Прошло без малого пять месяцев, как я покинул училище. Но еще успел застать некоторых ребят. Одни готовились к выпуску, некоторые получили лейтенантские «кубики» и остались на разных должностях. Кому я больше всех был рад, это Егору Севостьяновичу Шитикову, моему первому командиру взвода.
— Вернулся, Лешка, — обнял он меня. — Молодец, уже сержант, а я все в лейтенантах хожу.
Меня определили в другой взвод, но мы выбирали время и подолгу разговаривали с моим бывшим взводным. Для меня это была возможность выговориться, передать все, с чем я столкнулся на передовой. Откровенничать с другими курсантами я не рискнул. Отвечал коротко и старался говорить по делу, без эмоций. Рассказывать, как за считаные дни немцы разгромили целый полк, а от нашего танкового батальона остались рожки да ножки!
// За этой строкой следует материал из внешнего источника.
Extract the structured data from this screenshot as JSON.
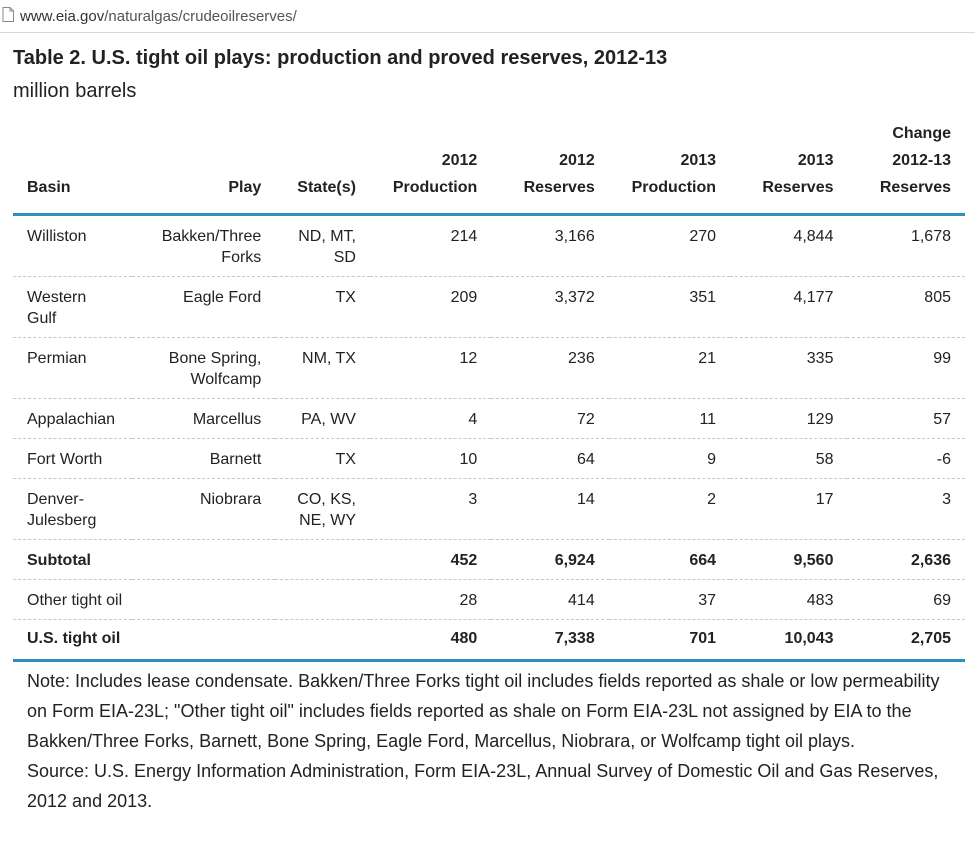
{
  "browser": {
    "url_host": "www.eia.gov",
    "url_path": "/naturalgas/crudeoilreserves/"
  },
  "title": "Table 2. U.S. tight oil plays: production and proved reserves, 2012-13",
  "subtitle": "million barrels",
  "table": {
    "headers": {
      "basin": "Basin",
      "play": "Play",
      "state": "State(s)",
      "prod2012": [
        "2012",
        "Production"
      ],
      "res2012": [
        "2012",
        "Reserves"
      ],
      "prod2013": [
        "2013",
        "Production"
      ],
      "res2013": [
        "2013",
        "Reserves"
      ],
      "change": [
        "Change",
        "2012-13",
        "Reserves"
      ]
    },
    "rows": [
      {
        "basin": [
          "Williston"
        ],
        "play": [
          "Bakken/Three",
          "Forks"
        ],
        "state": [
          "ND, MT,",
          "SD"
        ],
        "prod2012": "214",
        "res2012": "3,166",
        "prod2013": "270",
        "res2013": "4,844",
        "change": "1,678"
      },
      {
        "basin": [
          "Western",
          "Gulf"
        ],
        "play": [
          "Eagle Ford"
        ],
        "state": [
          "TX"
        ],
        "prod2012": "209",
        "res2012": "3,372",
        "prod2013": "351",
        "res2013": "4,177",
        "change": "805"
      },
      {
        "basin": [
          "Permian"
        ],
        "play": [
          "Bone Spring,",
          "Wolfcamp"
        ],
        "state": [
          "NM, TX"
        ],
        "prod2012": "12",
        "res2012": "236",
        "prod2013": "21",
        "res2013": "335",
        "change": "99"
      },
      {
        "basin": [
          "Appalachian"
        ],
        "play": [
          "Marcellus"
        ],
        "state": [
          "PA, WV"
        ],
        "prod2012": "4",
        "res2012": "72",
        "prod2013": "11",
        "res2013": "129",
        "change": "57"
      },
      {
        "basin": [
          "Fort Worth"
        ],
        "play": [
          "Barnett"
        ],
        "state": [
          "TX"
        ],
        "prod2012": "10",
        "res2012": "64",
        "prod2013": "9",
        "res2013": "58",
        "change": "-6"
      },
      {
        "basin": [
          "Denver-",
          "Julesberg"
        ],
        "play": [
          "Niobrara"
        ],
        "state": [
          "CO, KS,",
          "NE, WY"
        ],
        "prod2012": "3",
        "res2012": "14",
        "prod2013": "2",
        "res2013": "17",
        "change": "3"
      }
    ],
    "subtotal": {
      "label": "Subtotal",
      "prod2012": "452",
      "res2012": "6,924",
      "prod2013": "664",
      "res2013": "9,560",
      "change": "2,636"
    },
    "other": {
      "label": "Other tight oil",
      "prod2012": "28",
      "res2012": "414",
      "prod2013": "37",
      "res2013": "483",
      "change": "69"
    },
    "total": {
      "label": "U.S. tight oil",
      "prod2012": "480",
      "res2012": "7,338",
      "prod2013": "701",
      "res2013": "10,043",
      "change": "2,705"
    }
  },
  "note": "Note: Includes lease condensate. Bakken/Three Forks tight oil includes fields reported as shale or low permeability on Form EIA-23L; \"Other tight oil\" includes fields reported as shale on Form EIA-23L not assigned by EIA to the Bakken/Three Forks, Barnett, Bone Spring, Eagle Ford, Marcellus, Niobrara, or Wolfcamp tight oil plays.",
  "source": "Source: U.S. Energy Information Administration, Form EIA-23L, Annual Survey of Domestic Oil and Gas Reserves, 2012 and 2013.",
  "colors": {
    "accent_rule": "#2e8fc0",
    "row_divider": "#c8c8c8",
    "text": "#222222"
  },
  "icons": {
    "url_bar": "page-icon"
  }
}
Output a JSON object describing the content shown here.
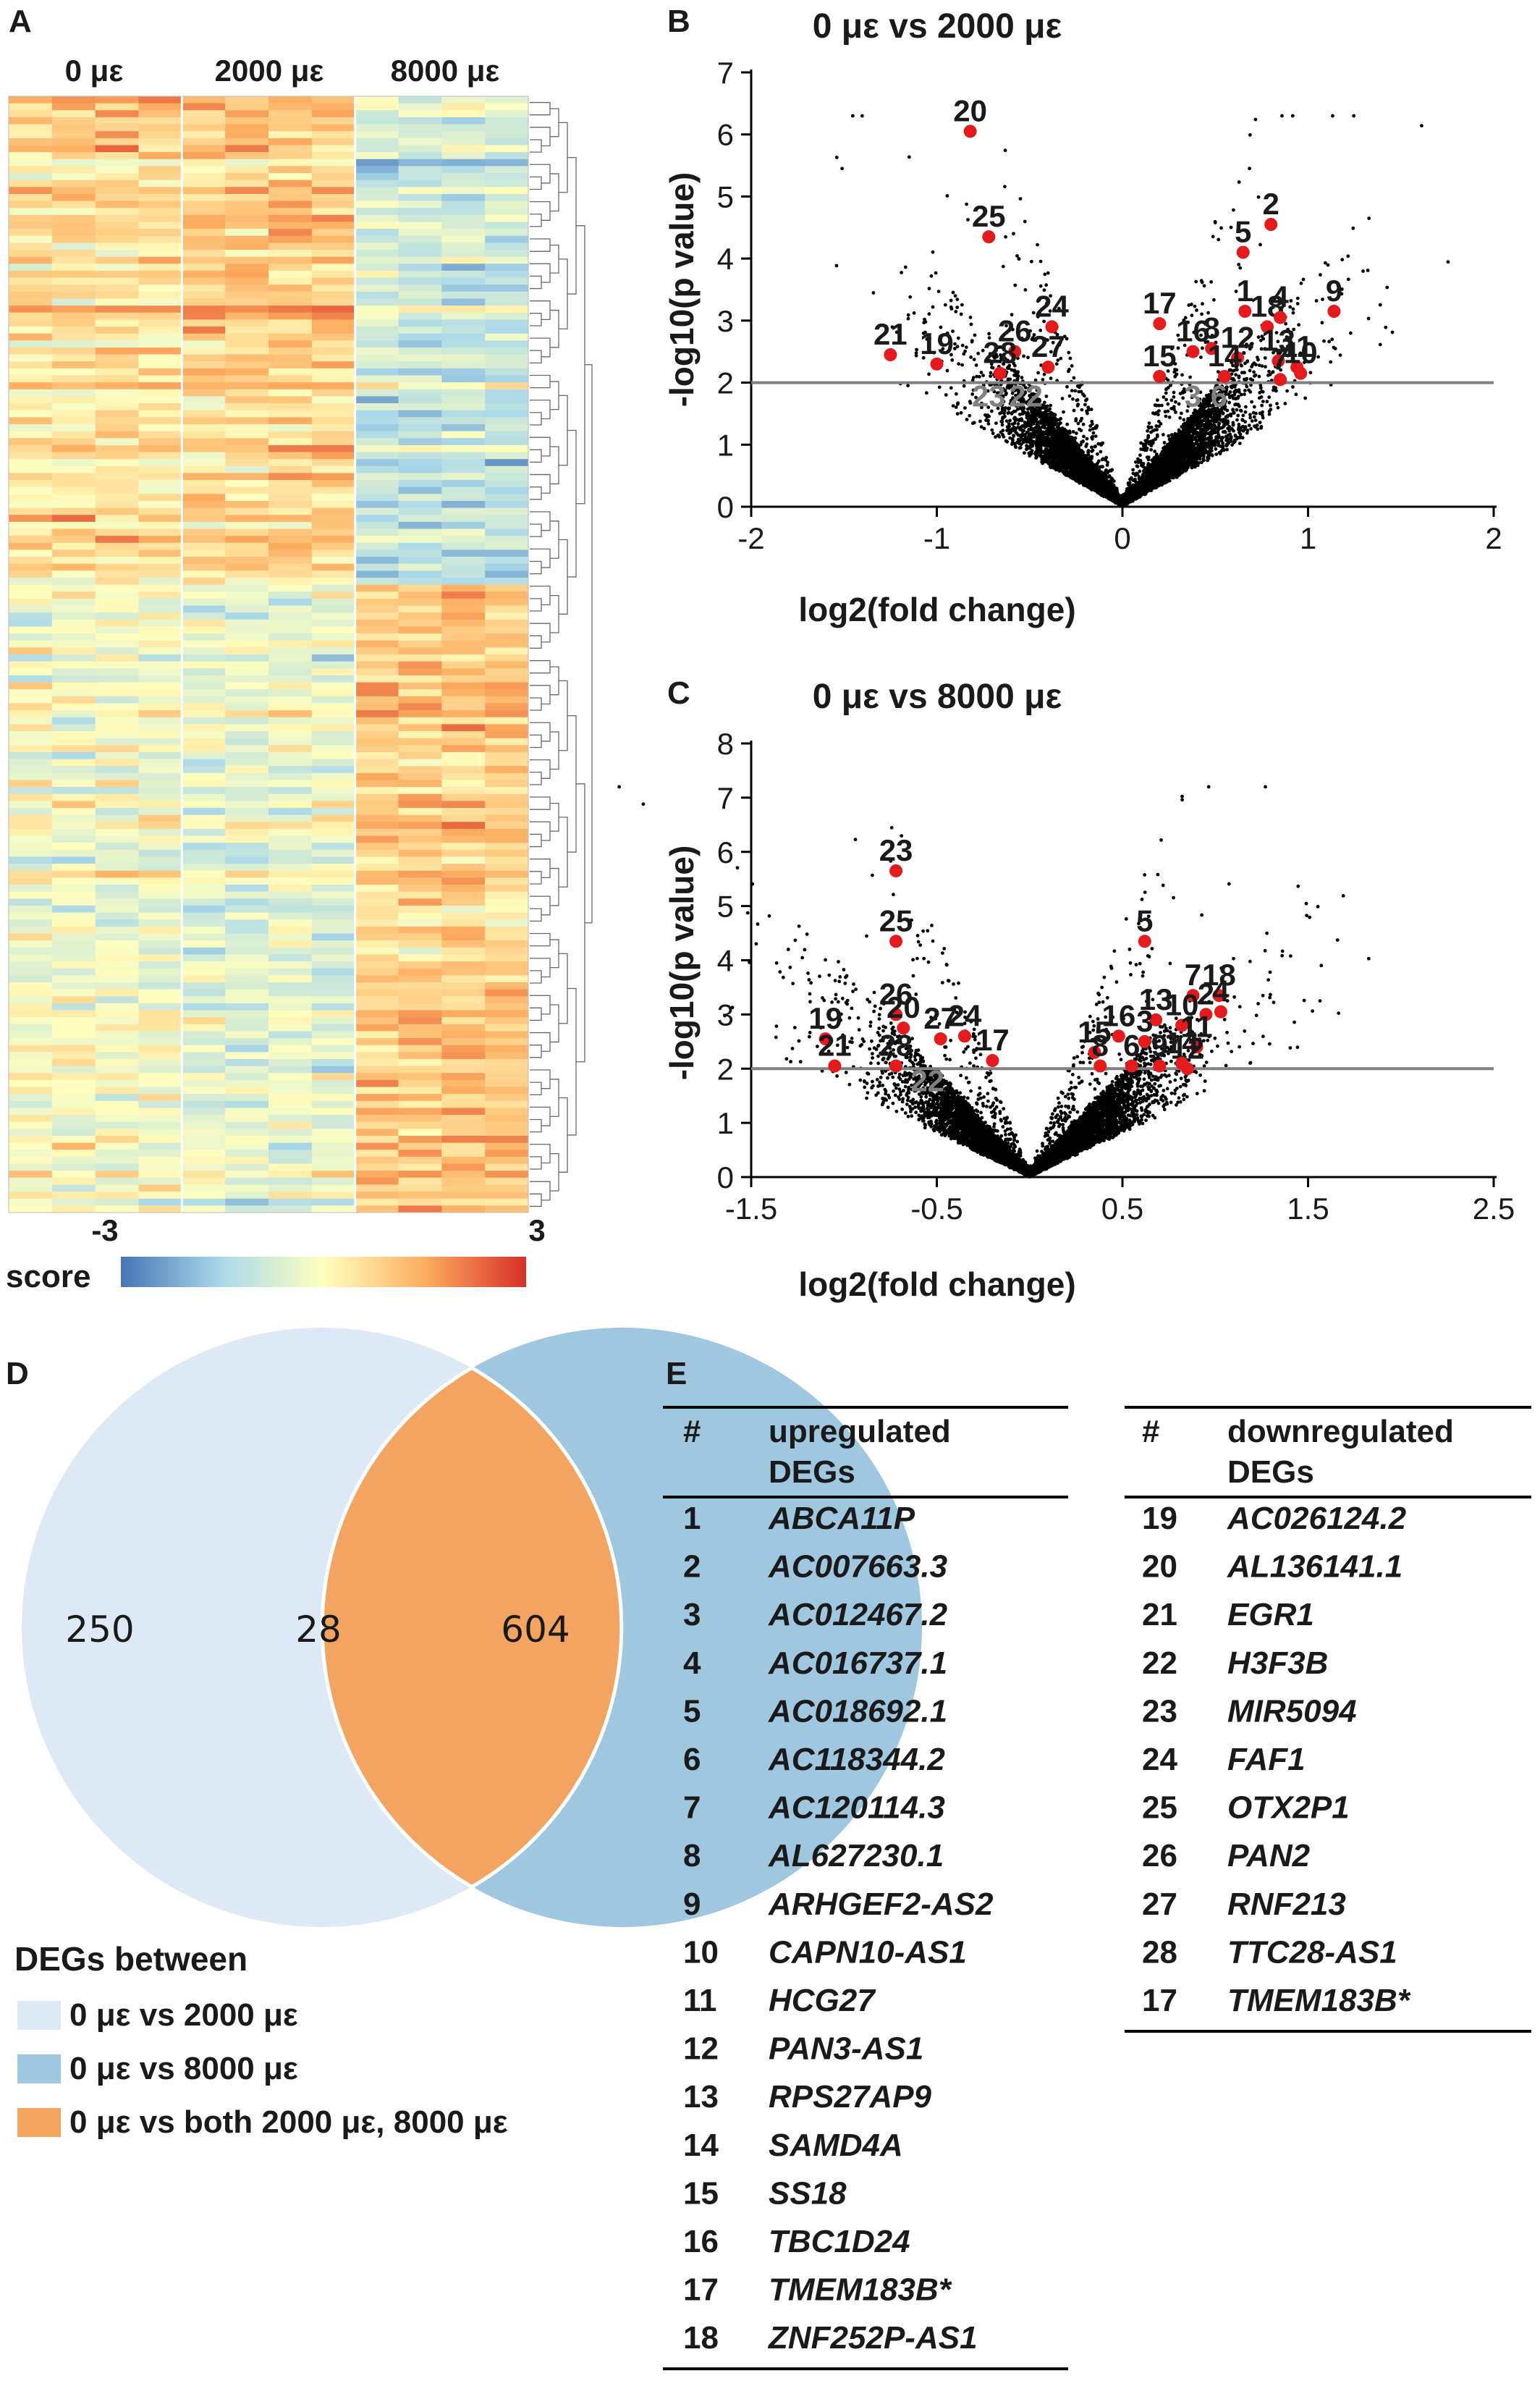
{
  "panels": {
    "A": "A",
    "B": "B",
    "C": "C",
    "D": "D",
    "E": "E"
  },
  "colors": {
    "heat_low": "#4575b4",
    "heat_mid": "#ffffbf",
    "heat_high": "#d73027",
    "highlight_point": "#e41a1c",
    "background_point": "#000000",
    "threshold_line": "#808080",
    "venn_a": "#dde9f4",
    "venn_b": "#9fc7e0",
    "venn_overlap": "#f2a460"
  },
  "heatmap": {
    "group_labels": [
      "0 με",
      "2000 με",
      "8000 με"
    ],
    "scale_min": "-3",
    "scale_max": "3",
    "scale_label": "score"
  },
  "chart_data": [
    {
      "type": "scatter",
      "title": "0 με vs 2000  με",
      "xlabel": "log2(fold change)",
      "ylabel": "-log10(p value)",
      "xlim": [
        -2,
        2
      ],
      "ylim": [
        0,
        7
      ],
      "xticks": [
        "-2",
        "-1",
        "0",
        "1",
        "2"
      ],
      "yticks": [
        "0",
        "1",
        "2",
        "3",
        "4",
        "5",
        "6",
        "7"
      ],
      "threshold_y": 2,
      "highlighted": [
        {
          "label": "20",
          "x": -0.82,
          "y": 6.05
        },
        {
          "label": "25",
          "x": -0.72,
          "y": 4.35
        },
        {
          "label": "2",
          "x": 0.8,
          "y": 4.55
        },
        {
          "label": "5",
          "x": 0.65,
          "y": 4.1
        },
        {
          "label": "9",
          "x": 1.14,
          "y": 3.15
        },
        {
          "label": "17",
          "x": 0.2,
          "y": 2.95
        },
        {
          "label": "1",
          "x": 0.66,
          "y": 3.15
        },
        {
          "label": "18",
          "x": 0.78,
          "y": 2.9
        },
        {
          "label": "4",
          "x": 0.85,
          "y": 3.05
        },
        {
          "label": "24",
          "x": -0.38,
          "y": 2.9
        },
        {
          "label": "21",
          "x": -1.25,
          "y": 2.45
        },
        {
          "label": "19",
          "x": -1.0,
          "y": 2.3
        },
        {
          "label": "26",
          "x": -0.58,
          "y": 2.5
        },
        {
          "label": "8",
          "x": 0.48,
          "y": 2.55
        },
        {
          "label": "16",
          "x": 0.38,
          "y": 2.5
        },
        {
          "label": "12",
          "x": 0.62,
          "y": 2.4
        },
        {
          "label": "13",
          "x": 0.84,
          "y": 2.35
        },
        {
          "label": "11",
          "x": 0.94,
          "y": 2.25
        },
        {
          "label": "28",
          "x": -0.66,
          "y": 2.15
        },
        {
          "label": "27",
          "x": -0.4,
          "y": 2.25
        },
        {
          "label": "15",
          "x": 0.2,
          "y": 2.1
        },
        {
          "label": "14",
          "x": 0.55,
          "y": 2.1
        },
        {
          "label": "10",
          "x": 0.96,
          "y": 2.15
        },
        {
          "label": "7",
          "x": 0.85,
          "y": 2.05
        }
      ],
      "grey_labels": [
        {
          "label": "23",
          "x": -0.72,
          "y": 1.85
        },
        {
          "label": "22",
          "x": -0.52,
          "y": 1.85
        },
        {
          "label": "3",
          "x": 0.38,
          "y": 1.85
        },
        {
          "label": "6",
          "x": 0.52,
          "y": 1.85
        }
      ],
      "background": {
        "n": 9000,
        "x_sd": 0.28,
        "xmax_abs": 1.8,
        "seed": 11
      }
    },
    {
      "type": "scatter",
      "title": "0 με vs 8000  με",
      "xlabel": "log2(fold change)",
      "ylabel": "-log10(p value)",
      "xlim": [
        -1.5,
        2.5
      ],
      "ylim": [
        0,
        8
      ],
      "xticks": [
        "-1.5",
        "-0.5",
        "0.5",
        "1.5",
        "2.5"
      ],
      "yticks": [
        "0",
        "1",
        "2",
        "3",
        "4",
        "5",
        "6",
        "7",
        "8"
      ],
      "threshold_y": 2,
      "highlighted": [
        {
          "label": "23",
          "x": -0.72,
          "y": 5.65
        },
        {
          "label": "25",
          "x": -0.72,
          "y": 4.35
        },
        {
          "label": "5",
          "x": 0.62,
          "y": 4.35
        },
        {
          "label": "7",
          "x": 0.88,
          "y": 3.35
        },
        {
          "label": "18",
          "x": 1.02,
          "y": 3.35
        },
        {
          "label": "26",
          "x": -0.72,
          "y": 3.0
        },
        {
          "label": "2",
          "x": 0.95,
          "y": 3.0
        },
        {
          "label": "4",
          "x": 1.03,
          "y": 3.05
        },
        {
          "label": "13",
          "x": 0.68,
          "y": 2.9
        },
        {
          "label": "10",
          "x": 0.82,
          "y": 2.8
        },
        {
          "label": "27",
          "x": -0.48,
          "y": 2.55
        },
        {
          "label": "24",
          "x": -0.35,
          "y": 2.6
        },
        {
          "label": "19",
          "x": -1.1,
          "y": 2.55
        },
        {
          "label": "20",
          "x": -0.68,
          "y": 2.75
        },
        {
          "label": "16",
          "x": 0.48,
          "y": 2.6
        },
        {
          "label": "3",
          "x": 0.62,
          "y": 2.5
        },
        {
          "label": "11",
          "x": 0.9,
          "y": 2.4
        },
        {
          "label": "15",
          "x": 0.35,
          "y": 2.3
        },
        {
          "label": "17",
          "x": -0.2,
          "y": 2.15
        },
        {
          "label": "21",
          "x": -1.05,
          "y": 2.05
        },
        {
          "label": "28",
          "x": -0.72,
          "y": 2.05
        },
        {
          "label": "8",
          "x": 0.38,
          "y": 2.05
        },
        {
          "label": "6",
          "x": 0.55,
          "y": 2.05
        },
        {
          "label": "9",
          "x": 0.7,
          "y": 2.05
        },
        {
          "label": "12",
          "x": 0.85,
          "y": 2.0
        },
        {
          "label": "14",
          "x": 0.82,
          "y": 2.1
        }
      ],
      "grey_labels": [
        {
          "label": "22",
          "x": -0.55,
          "y": 1.85
        }
      ],
      "background": {
        "n": 9000,
        "x_sd": 0.3,
        "xmax_abs": 2.3,
        "seed": 29
      }
    }
  ],
  "venn": {
    "only_a": "250",
    "overlap": "28",
    "only_b": "604",
    "legend_title": "DEGs between",
    "legend_items": [
      {
        "label": "0 με vs 2000 με",
        "color": "#dde9f4"
      },
      {
        "label": "0 με vs 8000 με",
        "color": "#9fc7e0"
      },
      {
        "label": "0 με vs both 2000 με, 8000 με",
        "color": "#f2a460"
      }
    ]
  },
  "tables": {
    "up": {
      "header_num": "#",
      "header_label_1": "upregulated",
      "header_label_2": "DEGs",
      "rows": [
        {
          "num": "1",
          "gene": "ABCA11P"
        },
        {
          "num": "2",
          "gene": "AC007663.3"
        },
        {
          "num": "3",
          "gene": "AC012467.2"
        },
        {
          "num": "4",
          "gene": "AC016737.1"
        },
        {
          "num": "5",
          "gene": "AC018692.1"
        },
        {
          "num": "6",
          "gene": "AC118344.2"
        },
        {
          "num": "7",
          "gene": "AC120114.3"
        },
        {
          "num": "8",
          "gene": "AL627230.1"
        },
        {
          "num": "9",
          "gene": "ARHGEF2-AS2"
        },
        {
          "num": "10",
          "gene": "CAPN10-AS1"
        },
        {
          "num": "11",
          "gene": "HCG27"
        },
        {
          "num": "12",
          "gene": "PAN3-AS1"
        },
        {
          "num": "13",
          "gene": "RPS27AP9"
        },
        {
          "num": "14",
          "gene": "SAMD4A"
        },
        {
          "num": "15",
          "gene": "SS18"
        },
        {
          "num": "16",
          "gene": "TBC1D24"
        },
        {
          "num": "17",
          "gene": "TMEM183B*"
        },
        {
          "num": "18",
          "gene": "ZNF252P-AS1"
        }
      ]
    },
    "down": {
      "header_num": "#",
      "header_label_1": "downregulated",
      "header_label_2": "DEGs",
      "rows": [
        {
          "num": "19",
          "gene": "AC026124.2"
        },
        {
          "num": "20",
          "gene": "AL136141.1"
        },
        {
          "num": "21",
          "gene": "EGR1"
        },
        {
          "num": "22",
          "gene": "H3F3B"
        },
        {
          "num": "23",
          "gene": "MIR5094"
        },
        {
          "num": "24",
          "gene": "FAF1"
        },
        {
          "num": "25",
          "gene": "OTX2P1"
        },
        {
          "num": "26",
          "gene": "PAN2"
        },
        {
          "num": "27",
          "gene": "RNF213"
        },
        {
          "num": "28",
          "gene": "TTC28-AS1"
        },
        {
          "num": "17",
          "gene": "TMEM183B*"
        }
      ]
    }
  }
}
Мною сразу бы заинтересовался особый отдел или политработники. Существовало тогда такое выражение «пораженческое настроение». С подобным ярлыком из комсомола и училища могли сразу исключить. А могли и под трибунал отправить. Помню, привязались молодые ребята:
— Говорят, у немцев авиация сильная.
— Сильная, — подтвердил я.
— А наши самолеты?
— Наших пока мало. Но тоже немцам жару дают.
Вроде пять минут поговорили и ничего особенного я не сказал. Уже через день вызвал комиссар курса, совсем не похожий на морщинистого, покалеченного комиссара из госпиталя. Выговорил мне, что неправильно я себя веду, немецкую авиацию расхваливаю. Разве наши самолеты хуже? Хотел я ответить, что с октября по январь видел наши И-16 всего раза два, но промолчал.